Permutations, Combinations & Probability

Posted by James Mead Tue, 04 Nov 2008 00:27:06 GMT

This weekend I spent an enjoyable couple of hours trying to solve a very simple sounding problem…

Given a set of four digits chosen at random (0-9 equally likely in each case), and a second set of four digits similarly chosen at random, on average how many digits will match (order is not important).

Update: Although I said that 0-9 is equally likely in each case, I didn’t make it clear that repetitions are allowed i.e. 1234 vs 5432 => 3 matches

Update 2: I just ran another brute force approach using randomly generated sequences and got a very similar answer (approx 1.21) which gives me a bit more faith in my other attempt

I spent quite a while trying to dredge my memory (and the web) about permutations & combinations, but never really got to grips with the problem.

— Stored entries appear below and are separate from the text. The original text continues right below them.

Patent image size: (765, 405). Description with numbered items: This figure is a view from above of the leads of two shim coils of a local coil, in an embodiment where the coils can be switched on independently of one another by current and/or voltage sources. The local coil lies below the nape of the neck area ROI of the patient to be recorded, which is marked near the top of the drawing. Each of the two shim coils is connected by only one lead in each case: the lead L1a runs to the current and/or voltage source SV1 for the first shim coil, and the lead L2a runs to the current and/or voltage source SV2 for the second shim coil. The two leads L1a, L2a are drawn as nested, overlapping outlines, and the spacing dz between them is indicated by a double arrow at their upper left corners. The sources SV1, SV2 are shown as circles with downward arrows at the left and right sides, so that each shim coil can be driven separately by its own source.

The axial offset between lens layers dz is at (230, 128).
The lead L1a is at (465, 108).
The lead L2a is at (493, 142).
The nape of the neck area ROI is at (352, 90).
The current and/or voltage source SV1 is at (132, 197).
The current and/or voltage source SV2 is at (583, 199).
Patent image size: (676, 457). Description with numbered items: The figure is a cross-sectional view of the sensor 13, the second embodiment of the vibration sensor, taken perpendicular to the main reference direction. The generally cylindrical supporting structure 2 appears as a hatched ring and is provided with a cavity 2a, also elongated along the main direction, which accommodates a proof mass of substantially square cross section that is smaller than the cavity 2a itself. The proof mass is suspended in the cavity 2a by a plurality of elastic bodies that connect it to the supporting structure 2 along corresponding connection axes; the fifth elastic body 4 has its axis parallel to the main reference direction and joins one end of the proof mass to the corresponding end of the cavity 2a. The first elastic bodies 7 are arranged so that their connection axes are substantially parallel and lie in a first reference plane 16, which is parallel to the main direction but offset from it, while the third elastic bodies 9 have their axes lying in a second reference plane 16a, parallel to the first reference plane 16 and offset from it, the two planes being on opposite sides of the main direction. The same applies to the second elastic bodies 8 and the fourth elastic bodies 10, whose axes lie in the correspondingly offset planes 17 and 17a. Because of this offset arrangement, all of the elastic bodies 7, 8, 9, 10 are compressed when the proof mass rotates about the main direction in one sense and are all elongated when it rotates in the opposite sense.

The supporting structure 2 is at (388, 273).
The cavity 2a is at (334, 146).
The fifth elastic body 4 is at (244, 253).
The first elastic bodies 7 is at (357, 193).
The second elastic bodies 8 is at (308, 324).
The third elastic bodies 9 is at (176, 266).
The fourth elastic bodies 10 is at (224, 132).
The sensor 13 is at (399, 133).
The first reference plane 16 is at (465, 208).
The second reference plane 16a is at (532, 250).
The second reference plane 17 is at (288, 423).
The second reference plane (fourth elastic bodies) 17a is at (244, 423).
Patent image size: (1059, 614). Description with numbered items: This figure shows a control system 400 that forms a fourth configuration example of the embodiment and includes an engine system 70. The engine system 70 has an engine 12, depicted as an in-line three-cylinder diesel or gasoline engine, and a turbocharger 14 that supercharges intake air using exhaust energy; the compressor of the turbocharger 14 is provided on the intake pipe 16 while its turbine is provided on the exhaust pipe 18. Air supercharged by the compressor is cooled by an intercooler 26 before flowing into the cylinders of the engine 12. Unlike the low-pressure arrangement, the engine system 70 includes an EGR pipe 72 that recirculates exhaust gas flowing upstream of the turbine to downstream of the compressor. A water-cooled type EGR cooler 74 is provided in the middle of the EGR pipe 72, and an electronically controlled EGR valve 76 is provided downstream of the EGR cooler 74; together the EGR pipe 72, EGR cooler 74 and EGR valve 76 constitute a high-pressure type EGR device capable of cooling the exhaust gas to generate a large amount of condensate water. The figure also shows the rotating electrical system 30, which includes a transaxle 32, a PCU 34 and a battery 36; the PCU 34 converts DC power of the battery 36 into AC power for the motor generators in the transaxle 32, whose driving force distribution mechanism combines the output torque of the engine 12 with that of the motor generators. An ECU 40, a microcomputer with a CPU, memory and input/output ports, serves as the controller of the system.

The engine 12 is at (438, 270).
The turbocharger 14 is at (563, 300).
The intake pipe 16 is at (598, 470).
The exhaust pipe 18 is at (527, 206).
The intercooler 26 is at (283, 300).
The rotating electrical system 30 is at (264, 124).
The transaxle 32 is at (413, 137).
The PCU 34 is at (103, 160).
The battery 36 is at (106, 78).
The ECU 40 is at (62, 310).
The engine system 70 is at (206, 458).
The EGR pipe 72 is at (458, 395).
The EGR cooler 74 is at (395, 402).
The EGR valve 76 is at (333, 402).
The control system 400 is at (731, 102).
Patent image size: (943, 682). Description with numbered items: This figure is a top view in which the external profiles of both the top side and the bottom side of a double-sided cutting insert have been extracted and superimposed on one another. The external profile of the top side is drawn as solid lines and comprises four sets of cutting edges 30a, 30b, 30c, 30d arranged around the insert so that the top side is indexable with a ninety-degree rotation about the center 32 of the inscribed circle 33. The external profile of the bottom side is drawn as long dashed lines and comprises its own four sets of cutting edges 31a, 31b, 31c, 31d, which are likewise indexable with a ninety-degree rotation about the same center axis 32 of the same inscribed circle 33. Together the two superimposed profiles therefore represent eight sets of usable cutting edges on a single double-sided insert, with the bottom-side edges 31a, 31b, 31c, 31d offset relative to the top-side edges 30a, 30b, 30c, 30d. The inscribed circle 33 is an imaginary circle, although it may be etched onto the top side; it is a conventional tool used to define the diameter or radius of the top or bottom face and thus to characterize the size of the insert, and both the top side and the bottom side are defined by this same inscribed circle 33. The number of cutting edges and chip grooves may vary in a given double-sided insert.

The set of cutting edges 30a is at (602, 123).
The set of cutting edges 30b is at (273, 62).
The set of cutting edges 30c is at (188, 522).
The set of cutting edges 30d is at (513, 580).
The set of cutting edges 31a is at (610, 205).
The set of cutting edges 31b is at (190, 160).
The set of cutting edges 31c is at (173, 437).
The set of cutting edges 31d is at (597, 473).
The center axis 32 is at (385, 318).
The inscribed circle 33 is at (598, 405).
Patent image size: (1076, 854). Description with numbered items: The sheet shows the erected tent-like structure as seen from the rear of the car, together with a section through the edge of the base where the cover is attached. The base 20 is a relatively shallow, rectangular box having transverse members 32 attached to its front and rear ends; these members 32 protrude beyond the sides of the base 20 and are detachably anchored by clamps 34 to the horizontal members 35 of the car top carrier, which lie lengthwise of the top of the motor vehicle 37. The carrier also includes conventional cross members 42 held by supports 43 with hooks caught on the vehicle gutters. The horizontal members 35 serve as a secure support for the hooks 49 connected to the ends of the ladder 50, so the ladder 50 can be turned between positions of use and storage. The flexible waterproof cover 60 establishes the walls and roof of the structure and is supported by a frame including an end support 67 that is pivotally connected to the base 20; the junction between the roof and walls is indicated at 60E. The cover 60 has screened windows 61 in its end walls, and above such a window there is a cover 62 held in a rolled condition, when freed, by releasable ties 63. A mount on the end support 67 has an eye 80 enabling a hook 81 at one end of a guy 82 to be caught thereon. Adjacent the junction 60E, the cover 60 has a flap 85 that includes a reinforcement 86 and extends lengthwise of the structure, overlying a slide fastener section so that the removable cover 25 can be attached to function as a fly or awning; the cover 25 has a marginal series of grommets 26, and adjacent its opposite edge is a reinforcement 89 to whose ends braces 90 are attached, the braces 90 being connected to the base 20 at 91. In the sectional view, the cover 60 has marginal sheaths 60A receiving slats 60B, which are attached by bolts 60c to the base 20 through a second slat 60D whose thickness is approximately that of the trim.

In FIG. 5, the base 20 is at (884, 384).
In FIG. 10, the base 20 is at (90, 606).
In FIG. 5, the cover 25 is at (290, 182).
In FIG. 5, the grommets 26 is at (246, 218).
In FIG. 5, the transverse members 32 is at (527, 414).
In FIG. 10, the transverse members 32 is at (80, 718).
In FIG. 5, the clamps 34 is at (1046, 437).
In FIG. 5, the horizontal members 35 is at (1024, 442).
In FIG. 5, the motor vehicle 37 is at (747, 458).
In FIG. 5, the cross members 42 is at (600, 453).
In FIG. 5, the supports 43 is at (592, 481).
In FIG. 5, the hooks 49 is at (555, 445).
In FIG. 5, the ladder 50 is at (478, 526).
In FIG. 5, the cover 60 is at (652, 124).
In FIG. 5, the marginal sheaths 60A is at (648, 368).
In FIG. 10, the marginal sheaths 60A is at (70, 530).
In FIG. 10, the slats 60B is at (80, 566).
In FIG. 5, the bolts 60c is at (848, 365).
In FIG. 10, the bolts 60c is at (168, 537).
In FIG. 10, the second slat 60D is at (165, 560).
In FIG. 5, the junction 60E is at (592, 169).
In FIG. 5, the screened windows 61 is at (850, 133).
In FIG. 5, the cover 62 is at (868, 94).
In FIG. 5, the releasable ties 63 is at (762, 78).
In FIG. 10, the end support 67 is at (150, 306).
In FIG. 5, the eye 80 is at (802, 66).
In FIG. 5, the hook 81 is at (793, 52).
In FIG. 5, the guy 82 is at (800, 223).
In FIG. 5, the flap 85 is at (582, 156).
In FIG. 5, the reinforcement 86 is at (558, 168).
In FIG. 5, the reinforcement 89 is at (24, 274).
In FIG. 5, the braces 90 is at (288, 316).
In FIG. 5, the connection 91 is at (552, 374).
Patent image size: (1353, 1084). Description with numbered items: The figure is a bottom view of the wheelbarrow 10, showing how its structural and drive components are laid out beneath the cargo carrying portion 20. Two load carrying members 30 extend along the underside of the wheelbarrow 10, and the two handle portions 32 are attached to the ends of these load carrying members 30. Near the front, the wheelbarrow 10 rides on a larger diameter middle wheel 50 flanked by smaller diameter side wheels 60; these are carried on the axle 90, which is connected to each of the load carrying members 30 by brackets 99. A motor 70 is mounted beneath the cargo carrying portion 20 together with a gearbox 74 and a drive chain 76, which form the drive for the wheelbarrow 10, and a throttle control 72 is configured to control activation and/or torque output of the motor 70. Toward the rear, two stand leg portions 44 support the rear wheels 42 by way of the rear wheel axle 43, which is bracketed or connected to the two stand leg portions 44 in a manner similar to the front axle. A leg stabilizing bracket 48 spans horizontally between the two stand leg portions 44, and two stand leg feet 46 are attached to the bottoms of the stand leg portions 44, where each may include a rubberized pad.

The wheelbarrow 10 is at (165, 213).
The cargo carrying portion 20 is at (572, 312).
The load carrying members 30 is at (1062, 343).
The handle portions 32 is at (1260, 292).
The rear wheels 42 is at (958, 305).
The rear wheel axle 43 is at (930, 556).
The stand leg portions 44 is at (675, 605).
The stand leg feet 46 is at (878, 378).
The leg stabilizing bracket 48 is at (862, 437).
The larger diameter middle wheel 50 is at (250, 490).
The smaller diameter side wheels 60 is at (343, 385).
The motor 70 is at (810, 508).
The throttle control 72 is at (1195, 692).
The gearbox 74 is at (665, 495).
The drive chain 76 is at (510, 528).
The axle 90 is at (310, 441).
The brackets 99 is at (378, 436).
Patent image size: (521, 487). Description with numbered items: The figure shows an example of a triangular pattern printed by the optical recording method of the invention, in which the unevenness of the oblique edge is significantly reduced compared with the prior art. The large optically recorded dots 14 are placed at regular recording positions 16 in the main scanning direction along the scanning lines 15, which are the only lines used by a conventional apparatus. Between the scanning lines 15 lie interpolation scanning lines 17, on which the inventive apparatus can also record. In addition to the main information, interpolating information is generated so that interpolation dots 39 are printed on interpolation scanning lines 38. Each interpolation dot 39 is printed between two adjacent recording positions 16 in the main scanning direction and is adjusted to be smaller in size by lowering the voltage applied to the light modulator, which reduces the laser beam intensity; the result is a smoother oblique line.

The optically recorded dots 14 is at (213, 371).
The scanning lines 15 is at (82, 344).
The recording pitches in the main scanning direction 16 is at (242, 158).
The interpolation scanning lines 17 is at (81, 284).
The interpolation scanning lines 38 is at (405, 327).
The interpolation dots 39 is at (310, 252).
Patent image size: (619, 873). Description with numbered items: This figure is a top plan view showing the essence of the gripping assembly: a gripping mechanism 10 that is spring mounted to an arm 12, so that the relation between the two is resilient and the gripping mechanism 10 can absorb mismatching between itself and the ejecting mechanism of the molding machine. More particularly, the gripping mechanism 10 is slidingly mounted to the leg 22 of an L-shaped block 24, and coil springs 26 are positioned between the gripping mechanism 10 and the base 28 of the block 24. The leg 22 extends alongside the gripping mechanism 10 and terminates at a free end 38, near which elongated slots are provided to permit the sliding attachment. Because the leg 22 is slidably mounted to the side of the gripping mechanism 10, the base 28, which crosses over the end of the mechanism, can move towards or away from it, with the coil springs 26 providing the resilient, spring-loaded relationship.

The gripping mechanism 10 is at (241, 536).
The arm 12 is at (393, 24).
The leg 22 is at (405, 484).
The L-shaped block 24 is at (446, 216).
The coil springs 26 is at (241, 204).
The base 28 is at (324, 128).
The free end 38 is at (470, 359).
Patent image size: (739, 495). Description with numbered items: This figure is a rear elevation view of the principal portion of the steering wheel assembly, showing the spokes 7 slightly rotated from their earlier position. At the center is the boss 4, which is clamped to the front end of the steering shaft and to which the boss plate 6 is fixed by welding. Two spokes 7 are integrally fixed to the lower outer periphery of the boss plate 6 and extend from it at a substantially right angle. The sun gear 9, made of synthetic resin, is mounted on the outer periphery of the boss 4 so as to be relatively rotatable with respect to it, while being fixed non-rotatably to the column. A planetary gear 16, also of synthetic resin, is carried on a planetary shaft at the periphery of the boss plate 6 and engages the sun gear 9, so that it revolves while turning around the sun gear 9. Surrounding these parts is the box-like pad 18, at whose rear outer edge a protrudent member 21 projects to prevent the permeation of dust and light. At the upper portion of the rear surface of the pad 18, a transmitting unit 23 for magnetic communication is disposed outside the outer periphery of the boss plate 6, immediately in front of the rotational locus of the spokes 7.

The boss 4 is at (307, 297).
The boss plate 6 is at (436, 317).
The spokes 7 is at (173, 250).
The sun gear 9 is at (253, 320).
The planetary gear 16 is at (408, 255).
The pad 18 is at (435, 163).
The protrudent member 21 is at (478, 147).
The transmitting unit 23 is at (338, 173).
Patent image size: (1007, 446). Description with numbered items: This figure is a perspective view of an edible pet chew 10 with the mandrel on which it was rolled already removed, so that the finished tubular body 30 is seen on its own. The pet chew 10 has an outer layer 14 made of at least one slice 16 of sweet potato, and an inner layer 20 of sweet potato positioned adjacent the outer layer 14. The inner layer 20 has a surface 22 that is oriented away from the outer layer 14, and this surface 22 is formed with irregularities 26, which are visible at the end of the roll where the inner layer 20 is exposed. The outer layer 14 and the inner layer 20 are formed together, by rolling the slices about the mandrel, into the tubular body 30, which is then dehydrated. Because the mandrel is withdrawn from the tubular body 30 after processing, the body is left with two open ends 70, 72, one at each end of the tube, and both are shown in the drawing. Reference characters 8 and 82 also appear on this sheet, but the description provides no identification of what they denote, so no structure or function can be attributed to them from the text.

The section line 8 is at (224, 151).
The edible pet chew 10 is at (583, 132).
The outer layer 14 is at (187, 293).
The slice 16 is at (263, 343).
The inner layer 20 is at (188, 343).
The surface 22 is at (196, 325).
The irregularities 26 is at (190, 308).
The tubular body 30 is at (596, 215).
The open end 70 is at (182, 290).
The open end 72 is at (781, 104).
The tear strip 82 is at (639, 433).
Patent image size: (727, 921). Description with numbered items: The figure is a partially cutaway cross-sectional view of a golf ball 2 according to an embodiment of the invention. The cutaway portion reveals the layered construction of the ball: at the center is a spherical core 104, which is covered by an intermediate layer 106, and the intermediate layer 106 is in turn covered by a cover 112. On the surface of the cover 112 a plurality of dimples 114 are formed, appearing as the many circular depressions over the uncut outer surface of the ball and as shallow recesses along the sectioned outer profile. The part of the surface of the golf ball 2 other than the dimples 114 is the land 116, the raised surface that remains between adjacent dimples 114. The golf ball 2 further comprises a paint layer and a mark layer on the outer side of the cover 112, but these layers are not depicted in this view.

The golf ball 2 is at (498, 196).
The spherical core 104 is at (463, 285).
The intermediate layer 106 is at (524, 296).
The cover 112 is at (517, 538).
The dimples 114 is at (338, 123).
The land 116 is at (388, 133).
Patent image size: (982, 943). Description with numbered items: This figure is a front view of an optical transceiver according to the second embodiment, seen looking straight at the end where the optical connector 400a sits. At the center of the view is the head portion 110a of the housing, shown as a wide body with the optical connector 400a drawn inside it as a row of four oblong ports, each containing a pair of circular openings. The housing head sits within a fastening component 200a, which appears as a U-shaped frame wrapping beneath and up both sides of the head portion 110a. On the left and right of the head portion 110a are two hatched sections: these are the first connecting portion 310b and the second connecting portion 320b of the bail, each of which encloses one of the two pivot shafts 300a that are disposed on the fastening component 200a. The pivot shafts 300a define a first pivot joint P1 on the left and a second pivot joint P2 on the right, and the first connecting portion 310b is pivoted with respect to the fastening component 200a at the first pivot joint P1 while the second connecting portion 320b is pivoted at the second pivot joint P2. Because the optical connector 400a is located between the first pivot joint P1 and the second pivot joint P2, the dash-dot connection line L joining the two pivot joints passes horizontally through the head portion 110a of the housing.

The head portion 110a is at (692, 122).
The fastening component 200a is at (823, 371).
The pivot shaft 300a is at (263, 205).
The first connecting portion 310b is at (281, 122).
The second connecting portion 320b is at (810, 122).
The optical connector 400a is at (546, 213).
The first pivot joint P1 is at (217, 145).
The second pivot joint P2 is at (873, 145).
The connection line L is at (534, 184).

In the end, I hacked together a very nasty (probably inefficient & un-idiomatic) chunk of Ruby to generate all the possible permutations of eight digits and count how many duplicates there were between the first four digits and the last four digits. From these I think you can work out the probability of one match, the probability of two matches, etc. Then I think you can calculate the average number of matches by weighting each probability by the number of matches. I may well be wrong!

In any case, I then generalized the Ruby to generate the results for different numbers of digits and different numeric bases (e.g. base 4 => 0, 1, 2, 3). I was hoping to see patterns in the results, so I could possibly reverse engineer a formula for the answer, but I haven’t managed to spend much time on that bit. But I’m sufficiently interested to embarrass myself by posting this on the internet and hoping that someone will tell me how to do this in one line of Maths or, more likely, one line of Ruby.

  max_places = 4 
  puts (['base', 'places', ''] + (0..max_places).to_a).join("\t")

  (2..10).each do |base|
    (1..max_places).each do |places|
      counts = [0] * (places + 1)

      (0...(base ** (places * 2))).each do |index|
       permutation = "%0#{places * 2}d" % index.to_s(base)
       original = (0...places).map { |i| permutation[i].chr }
       guess = (places...(places * 2)).map { |i| permutation[i].chr }
       matches = 0 
       guess.each do |g| 
         (0...places).each do |i| 
           if g == original[i]
             original[i] = nil 
             matches += 1
             break
           end 
         end 
       end 
       counts[matches] += 1
      end 

      puts (["%2d" % base, places, ''] + counts).join("\t")
      $stdout.flush
    end 
  end

I think the answer for four digits between 0-9 comes out as follows:-

• Exactly zero matches = 19550250
• Exactly one match = 45608400
• Exactly two matches = 29292120
• Exactly three matches = 5373360
• Exactly four matches = 175870

Which gives an average number of matches = 1.21

However, looking at it now, I’m wondering how there could be so many permutations with exactly four matches. Oh, well. I might as well publish anyway and find out what I’ve done wrong…

• Google Docs spreadsheet
• Google Docs web page

In amongst it all I found a couple of nice Ruby methods I hadn’t come across before:-

• Fixnum#to_s
• String#count, which I didn’t use in the end.